Robb MacGregor, who owns a rock climbing guide company in Point of Rocks, Md., said he has taught climbing at Annapolis Rock and said that while the danger might not seem apparent, no one should be climbing rock walls without proper training and equipment.
"I don't care what anybody says, responsible climbers don't go out and solo unless you have years and years of experience," MacGregor said. Solo or free climbing is rock climbing without the aid of ropes and other devices.
"This isn't a sport you want to learn by trial by fire," MacGregor said.
There was no indication that Matt All had been drinking at the time of the accident, according to park officials who looked into the accident.
Nevertheless, there's an inherent risk to being outdoors, said Tammy McCorkle, a Maryland park ranger and assistant manager for the South Mountain Recreation Area.
"You can get hurt anywhere, but you don't want to put yourself more at risk by doing something ... you've not trained for or prepared for," McCorkle said. Many injuries or emergencies happen because people didn't properly prepare.
McCorkle said campers along the Appalachian Trail often have a false sense of security at the recreation area because it seems close enough to help. But cell phones don't necessarily get a signal along the ridge line, and medics can be a long way away.
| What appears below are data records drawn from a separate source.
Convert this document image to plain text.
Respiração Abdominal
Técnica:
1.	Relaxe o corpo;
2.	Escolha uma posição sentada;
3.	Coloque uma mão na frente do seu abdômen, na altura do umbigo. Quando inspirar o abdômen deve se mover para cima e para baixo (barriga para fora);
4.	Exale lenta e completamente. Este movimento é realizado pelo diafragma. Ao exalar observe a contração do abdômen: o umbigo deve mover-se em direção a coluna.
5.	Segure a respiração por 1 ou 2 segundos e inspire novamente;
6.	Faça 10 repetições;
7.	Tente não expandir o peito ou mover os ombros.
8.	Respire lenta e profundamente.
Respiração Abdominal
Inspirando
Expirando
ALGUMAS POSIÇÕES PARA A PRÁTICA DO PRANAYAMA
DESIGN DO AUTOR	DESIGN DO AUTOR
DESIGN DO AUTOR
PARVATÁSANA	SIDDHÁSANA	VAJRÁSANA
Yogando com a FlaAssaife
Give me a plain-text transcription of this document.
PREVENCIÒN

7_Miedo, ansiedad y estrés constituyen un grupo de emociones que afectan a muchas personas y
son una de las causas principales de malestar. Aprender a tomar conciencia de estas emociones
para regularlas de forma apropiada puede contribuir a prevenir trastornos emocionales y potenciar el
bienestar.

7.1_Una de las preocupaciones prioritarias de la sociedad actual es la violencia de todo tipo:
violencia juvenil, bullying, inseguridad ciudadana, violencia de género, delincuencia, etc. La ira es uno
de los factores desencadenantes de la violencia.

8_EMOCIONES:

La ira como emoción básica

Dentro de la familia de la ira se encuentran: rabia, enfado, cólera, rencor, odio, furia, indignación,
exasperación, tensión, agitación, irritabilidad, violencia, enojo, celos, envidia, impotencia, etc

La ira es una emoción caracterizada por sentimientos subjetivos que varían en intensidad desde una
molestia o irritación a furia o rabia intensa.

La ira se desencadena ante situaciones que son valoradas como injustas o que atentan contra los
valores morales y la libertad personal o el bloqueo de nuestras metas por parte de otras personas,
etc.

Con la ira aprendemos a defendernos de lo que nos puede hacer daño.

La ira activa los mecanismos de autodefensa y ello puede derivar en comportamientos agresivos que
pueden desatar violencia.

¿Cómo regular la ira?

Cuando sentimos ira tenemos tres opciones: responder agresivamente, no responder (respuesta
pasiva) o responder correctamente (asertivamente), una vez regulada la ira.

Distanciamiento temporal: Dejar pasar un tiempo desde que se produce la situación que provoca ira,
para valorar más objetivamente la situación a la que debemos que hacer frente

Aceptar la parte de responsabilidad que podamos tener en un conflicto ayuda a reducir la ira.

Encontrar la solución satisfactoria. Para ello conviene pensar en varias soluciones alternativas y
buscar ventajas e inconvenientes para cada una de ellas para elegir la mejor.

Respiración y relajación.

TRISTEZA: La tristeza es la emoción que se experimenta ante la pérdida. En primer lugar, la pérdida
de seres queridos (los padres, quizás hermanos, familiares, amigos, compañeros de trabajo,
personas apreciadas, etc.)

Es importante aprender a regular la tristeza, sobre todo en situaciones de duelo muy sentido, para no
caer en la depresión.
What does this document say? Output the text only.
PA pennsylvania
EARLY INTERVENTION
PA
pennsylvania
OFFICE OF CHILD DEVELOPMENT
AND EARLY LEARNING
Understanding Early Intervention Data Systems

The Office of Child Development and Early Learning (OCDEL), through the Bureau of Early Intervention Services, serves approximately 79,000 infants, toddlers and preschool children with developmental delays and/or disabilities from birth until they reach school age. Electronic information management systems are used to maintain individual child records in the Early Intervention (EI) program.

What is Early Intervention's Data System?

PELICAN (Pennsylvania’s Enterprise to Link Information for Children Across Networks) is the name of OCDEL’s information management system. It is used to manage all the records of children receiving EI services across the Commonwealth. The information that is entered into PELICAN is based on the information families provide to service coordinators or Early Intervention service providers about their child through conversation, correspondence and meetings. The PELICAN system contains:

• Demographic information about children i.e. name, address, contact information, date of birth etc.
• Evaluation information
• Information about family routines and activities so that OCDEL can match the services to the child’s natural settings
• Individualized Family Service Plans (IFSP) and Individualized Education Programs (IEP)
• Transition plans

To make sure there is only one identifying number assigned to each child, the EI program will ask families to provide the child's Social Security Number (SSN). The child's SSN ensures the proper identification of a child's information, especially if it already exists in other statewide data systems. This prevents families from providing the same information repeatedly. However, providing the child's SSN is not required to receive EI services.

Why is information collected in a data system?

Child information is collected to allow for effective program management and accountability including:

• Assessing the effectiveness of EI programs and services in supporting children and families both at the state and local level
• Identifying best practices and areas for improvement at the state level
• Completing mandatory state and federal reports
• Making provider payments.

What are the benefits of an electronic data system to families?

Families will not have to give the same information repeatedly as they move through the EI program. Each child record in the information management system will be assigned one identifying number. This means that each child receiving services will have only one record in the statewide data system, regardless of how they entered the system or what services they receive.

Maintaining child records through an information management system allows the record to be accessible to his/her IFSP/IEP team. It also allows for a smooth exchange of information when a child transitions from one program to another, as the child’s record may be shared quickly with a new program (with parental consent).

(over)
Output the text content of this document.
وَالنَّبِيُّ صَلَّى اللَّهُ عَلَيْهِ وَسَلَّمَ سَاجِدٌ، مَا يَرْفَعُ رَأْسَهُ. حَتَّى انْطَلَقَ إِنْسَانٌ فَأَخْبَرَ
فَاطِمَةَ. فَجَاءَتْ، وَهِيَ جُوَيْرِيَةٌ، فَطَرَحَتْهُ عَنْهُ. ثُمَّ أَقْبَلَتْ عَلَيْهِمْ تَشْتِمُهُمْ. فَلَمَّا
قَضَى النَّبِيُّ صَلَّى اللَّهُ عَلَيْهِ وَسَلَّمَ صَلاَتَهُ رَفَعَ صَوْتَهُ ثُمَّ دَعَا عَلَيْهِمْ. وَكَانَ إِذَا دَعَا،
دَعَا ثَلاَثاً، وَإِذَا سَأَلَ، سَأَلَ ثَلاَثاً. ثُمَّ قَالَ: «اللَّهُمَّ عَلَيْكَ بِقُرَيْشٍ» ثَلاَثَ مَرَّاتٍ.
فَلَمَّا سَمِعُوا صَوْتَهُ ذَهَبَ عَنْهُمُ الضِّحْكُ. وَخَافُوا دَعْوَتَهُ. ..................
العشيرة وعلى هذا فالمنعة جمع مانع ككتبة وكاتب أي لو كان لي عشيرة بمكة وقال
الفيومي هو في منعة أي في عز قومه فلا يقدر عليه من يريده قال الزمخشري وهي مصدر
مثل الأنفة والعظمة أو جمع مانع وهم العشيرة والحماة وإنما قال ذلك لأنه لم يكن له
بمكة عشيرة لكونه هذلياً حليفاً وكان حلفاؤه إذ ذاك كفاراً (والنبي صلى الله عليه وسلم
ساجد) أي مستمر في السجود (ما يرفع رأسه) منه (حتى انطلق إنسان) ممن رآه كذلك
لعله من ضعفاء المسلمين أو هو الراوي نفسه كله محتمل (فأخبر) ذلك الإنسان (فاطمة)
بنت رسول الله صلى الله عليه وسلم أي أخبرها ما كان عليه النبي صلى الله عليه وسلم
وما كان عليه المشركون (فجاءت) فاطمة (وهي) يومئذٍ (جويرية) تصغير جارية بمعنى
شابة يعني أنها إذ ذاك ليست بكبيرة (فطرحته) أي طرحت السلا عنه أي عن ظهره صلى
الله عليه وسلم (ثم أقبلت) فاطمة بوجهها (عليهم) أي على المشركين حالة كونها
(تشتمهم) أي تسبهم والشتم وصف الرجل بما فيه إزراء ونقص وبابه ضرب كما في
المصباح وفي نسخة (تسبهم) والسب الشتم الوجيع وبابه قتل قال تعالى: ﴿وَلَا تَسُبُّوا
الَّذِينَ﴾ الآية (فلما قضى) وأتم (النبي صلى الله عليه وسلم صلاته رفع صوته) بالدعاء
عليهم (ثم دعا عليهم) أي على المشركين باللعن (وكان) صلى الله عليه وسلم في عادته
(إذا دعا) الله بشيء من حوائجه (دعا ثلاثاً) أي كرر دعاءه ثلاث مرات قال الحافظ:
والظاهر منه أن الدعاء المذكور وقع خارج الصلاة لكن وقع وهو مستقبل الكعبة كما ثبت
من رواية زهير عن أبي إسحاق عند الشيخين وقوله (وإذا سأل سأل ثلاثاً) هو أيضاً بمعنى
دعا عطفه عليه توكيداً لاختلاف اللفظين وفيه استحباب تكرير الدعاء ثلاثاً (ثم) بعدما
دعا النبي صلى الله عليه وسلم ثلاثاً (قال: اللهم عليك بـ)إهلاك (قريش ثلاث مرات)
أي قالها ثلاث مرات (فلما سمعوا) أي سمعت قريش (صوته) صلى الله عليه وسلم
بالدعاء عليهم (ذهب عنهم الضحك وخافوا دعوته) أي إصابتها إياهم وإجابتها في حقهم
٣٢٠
"They think that replaces having a map and knowing where you're going," McCorkle said.
An eye on caution
Heisig, the ridgerunner, said he is scheduled to continue his work along the Appalachian Trail through October.
Part of his job through the Appalachian Trail Conservancy is to stay at the Annapolis Rock campground, which means he undoubtedly will see more people seeking the fantastic view off the rocks, and seeking the thrill of scaling the nearby walls.
Two weeks after All's accident, Heisig said the memory of the lifesaving effort still was clear, and he has made an effort to talk to visitors about it.
One group of climbers was scaling a set of rocks with no ropes and Heisig said he approached them. He said he asked if they had heard someone fell.
The group of young climbers paused, Heisig said, "and they backed off."